Burk heard a sound behind him and turned and saw a boy standing motionless a short distance away: the same boy with the fever-red eyes who spit on his windshield earlier that morning. A woman, emaciated and as white as salt, appeared from behind a large gray rock and stood there next to the boy in a rectangle of sunlight, twisting her hands nervously.

Burk was suddenly aware that he recognized this odd pair.

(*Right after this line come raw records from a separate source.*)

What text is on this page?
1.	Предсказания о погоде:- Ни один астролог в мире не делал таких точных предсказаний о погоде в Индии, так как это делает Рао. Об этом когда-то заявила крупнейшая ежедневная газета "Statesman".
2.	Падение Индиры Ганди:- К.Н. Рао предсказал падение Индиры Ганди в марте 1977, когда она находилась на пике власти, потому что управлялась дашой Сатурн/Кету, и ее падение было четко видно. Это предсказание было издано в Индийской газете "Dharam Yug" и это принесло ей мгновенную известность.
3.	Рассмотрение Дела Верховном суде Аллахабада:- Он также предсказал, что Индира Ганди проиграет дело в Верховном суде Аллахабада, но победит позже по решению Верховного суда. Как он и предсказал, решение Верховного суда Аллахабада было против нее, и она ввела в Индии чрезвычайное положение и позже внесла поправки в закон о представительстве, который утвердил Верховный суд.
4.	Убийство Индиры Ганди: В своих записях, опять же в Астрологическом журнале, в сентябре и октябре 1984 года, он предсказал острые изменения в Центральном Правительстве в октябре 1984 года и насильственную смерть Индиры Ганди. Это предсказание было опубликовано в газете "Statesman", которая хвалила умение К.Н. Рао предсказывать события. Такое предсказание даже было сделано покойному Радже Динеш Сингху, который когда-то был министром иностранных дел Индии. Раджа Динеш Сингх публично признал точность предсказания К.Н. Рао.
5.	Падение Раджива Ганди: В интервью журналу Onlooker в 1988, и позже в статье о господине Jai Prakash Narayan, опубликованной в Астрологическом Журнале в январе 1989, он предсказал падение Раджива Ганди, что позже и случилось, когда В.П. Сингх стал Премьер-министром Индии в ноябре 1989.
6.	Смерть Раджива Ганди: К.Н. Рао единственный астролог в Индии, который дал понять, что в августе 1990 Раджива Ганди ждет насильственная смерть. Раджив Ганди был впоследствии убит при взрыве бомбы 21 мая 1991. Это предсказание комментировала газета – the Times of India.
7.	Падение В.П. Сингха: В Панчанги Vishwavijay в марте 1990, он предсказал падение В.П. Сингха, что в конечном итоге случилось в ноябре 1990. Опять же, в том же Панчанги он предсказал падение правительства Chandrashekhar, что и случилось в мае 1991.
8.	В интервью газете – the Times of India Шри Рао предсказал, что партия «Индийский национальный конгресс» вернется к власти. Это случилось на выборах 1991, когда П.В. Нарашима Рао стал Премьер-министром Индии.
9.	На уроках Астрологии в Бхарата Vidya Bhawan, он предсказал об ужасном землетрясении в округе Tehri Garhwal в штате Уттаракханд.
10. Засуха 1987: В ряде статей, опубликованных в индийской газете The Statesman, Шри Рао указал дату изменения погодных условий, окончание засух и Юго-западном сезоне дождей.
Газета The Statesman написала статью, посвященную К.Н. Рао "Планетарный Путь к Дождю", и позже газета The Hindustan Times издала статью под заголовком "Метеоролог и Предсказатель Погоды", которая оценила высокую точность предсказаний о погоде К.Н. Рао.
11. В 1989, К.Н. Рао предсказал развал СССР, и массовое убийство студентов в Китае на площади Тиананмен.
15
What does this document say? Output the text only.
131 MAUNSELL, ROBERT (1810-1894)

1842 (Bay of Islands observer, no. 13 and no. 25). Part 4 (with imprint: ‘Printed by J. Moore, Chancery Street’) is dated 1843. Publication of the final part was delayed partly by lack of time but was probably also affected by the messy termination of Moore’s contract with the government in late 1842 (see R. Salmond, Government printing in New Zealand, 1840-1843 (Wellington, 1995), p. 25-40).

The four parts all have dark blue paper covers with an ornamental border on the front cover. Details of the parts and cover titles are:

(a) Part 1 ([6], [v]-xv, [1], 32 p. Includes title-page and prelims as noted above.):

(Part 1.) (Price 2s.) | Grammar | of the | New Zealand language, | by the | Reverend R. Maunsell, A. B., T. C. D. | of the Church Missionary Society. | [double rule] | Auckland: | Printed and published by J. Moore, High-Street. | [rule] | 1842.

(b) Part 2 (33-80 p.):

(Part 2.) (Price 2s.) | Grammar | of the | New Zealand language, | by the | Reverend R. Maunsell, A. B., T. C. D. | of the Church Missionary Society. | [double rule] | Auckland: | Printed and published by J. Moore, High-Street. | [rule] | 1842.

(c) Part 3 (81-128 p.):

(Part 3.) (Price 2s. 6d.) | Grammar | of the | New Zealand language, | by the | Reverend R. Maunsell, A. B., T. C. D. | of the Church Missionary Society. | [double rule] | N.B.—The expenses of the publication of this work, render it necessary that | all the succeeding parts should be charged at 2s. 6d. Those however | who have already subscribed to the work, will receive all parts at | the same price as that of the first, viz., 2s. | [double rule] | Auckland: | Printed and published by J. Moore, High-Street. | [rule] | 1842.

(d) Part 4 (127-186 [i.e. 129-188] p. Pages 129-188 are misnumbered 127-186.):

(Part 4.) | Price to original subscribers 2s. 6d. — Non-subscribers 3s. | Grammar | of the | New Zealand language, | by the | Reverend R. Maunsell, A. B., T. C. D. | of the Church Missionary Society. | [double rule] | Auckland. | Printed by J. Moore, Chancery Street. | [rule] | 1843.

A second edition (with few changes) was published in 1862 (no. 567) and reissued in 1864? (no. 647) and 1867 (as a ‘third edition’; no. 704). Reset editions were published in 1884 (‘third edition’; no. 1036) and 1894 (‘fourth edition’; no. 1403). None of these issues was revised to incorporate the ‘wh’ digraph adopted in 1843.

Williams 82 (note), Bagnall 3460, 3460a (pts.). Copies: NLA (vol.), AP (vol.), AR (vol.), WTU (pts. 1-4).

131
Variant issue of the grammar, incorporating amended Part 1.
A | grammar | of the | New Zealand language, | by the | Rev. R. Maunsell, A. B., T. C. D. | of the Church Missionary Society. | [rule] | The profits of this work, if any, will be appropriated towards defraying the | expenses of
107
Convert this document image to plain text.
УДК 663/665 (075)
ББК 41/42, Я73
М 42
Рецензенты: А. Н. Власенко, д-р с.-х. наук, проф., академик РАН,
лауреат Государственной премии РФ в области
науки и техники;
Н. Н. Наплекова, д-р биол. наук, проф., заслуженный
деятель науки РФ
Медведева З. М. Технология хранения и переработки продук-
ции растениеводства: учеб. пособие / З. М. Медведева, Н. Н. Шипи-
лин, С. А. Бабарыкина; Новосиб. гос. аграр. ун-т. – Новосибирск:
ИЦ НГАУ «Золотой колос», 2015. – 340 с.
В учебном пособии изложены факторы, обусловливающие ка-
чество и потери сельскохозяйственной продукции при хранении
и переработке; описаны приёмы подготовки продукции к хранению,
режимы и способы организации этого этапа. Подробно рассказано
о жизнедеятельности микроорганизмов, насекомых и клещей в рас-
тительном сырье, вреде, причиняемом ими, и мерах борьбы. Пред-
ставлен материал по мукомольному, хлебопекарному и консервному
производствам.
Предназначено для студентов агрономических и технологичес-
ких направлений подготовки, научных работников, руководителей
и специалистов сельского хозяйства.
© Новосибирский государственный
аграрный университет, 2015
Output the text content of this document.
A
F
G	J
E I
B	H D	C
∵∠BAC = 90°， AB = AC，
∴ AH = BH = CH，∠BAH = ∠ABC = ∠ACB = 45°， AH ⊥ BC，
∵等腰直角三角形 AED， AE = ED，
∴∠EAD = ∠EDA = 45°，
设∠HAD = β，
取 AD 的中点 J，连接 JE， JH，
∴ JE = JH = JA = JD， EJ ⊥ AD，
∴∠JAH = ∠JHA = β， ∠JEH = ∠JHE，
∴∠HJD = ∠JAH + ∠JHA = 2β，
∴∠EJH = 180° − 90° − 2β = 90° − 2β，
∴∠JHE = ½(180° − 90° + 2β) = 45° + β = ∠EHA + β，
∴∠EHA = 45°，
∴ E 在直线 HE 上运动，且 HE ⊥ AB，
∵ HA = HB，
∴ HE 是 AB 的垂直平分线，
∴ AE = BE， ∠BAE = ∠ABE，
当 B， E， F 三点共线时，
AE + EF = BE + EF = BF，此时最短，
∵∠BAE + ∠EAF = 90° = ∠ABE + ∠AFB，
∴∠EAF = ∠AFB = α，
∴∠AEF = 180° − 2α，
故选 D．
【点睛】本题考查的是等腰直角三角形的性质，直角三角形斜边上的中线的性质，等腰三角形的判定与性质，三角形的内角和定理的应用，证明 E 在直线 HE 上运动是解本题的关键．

Two years ago, when he drove endlessly through the streets of East Hollywood, he used to see them several times a week, noticing them because the mother—that’s who he assumed she was—always seemed to be in such a tremendous hurry, speed-walking up the sidewalk with the boy pulled along in her wake, running every few steps to keep up.

The first time he saw them he thought the boy was late for school, but then he began seeing them not only in the morning but at odd hours in the middle of the day, moving at the same frantic pace, their heads bobbing crazily as they deftly quick-stepped through the traffic on some unknown mission.

One time they nearly collided with Burk while he stood outside Ernie’s Stardust Lounge, lighting a cigarette with his back against the wind. When they passed by, he saw the woman’s mouth moving silently, her expression both a grimace and a grin. The boy’s face had an odd air of mischief, and there was an Archie comic book rolled up in his rear pocket. Who were they? Burk wondered at the time. And why were they always in such a rush? If they were really mother and son, where was the father, and why wasn’t the boy in school?

Burk stood up. “Who are you?” he asked the woman, keeping his voice low and one eye on the boy.

The woman didn’t answer, just stared at him with a madwoman’s eyes, swallowing and working her jaw. Finally the boy said arrogantly, “Who the hell are
you
?”

“I asked you first.”

The boy grinned slightly and made a weird gesture with his right hand, like he was getting ready to salute. “They said they’d pay us,” the woman said in a lifeless voice, “but Alan don’t want to do that.”

“Do what?”

“They want him to be someone else’s child.”

“I want to be with my mom,” the boy said, seizing her hand.

“They don’t want me in the movie,” the woman said. “They say I don’t look right.”

Burk’s facial expression tightened slightly. He felt annoyingly vulnerable. After several seconds he turned away and looked down at the set. The catering truck had arrived and two long tables were being filled with huge platters of food. Nearby, a couple of extras in costume were throwing a Frisbee across the grass behind an empty bandstand.

“I’ve seen you before,” Burk said, bringing his eyes back to the woman. “Both of you. I’ve seen you walking through Hollywood.”

The woman took a step forward, still holding the boy’s hand. “We’ve seen you, too.”

“What’re you doin’ up here?” the boy said quickly, staring at Burk with a strange combination of boldness and fear.

“I’m hiding.”

“From who?”

“From—”

“Everyone,” the woman said, her face taking on an almost lifelike color. “He’s hiding from everyone. Just like us.”

“Where are you calling from now, Ray?”

“Ernie’s. This bar on Hollywood Boulevard.”

“Are you drunk?”

“I’ve had a few.”

“You sound drunk,” Maria said. Burk dropped a quarter into the jukebox and punched P-5. When Maria spoke again, her voice was stern but careful. “Ray, listen to me. It wasn’t such a good idea to show up at the location.”

“I wrote the movie, Maria.”

“And everyone knows that, especially Warren, but he’s calling the shots. So just let him do his job. Okay?”

“What about dailies?”

“What about them?”

“Do I get to see them?”

“I don’t know. I’ll talk to Sanford. Again, it’s up to Warren. If he doesn’t want you in the screening room, then it’s tough shit. I’ve got to take another call,” Maria said suddenly. “I’ll get back to you as soon as I hear anything.”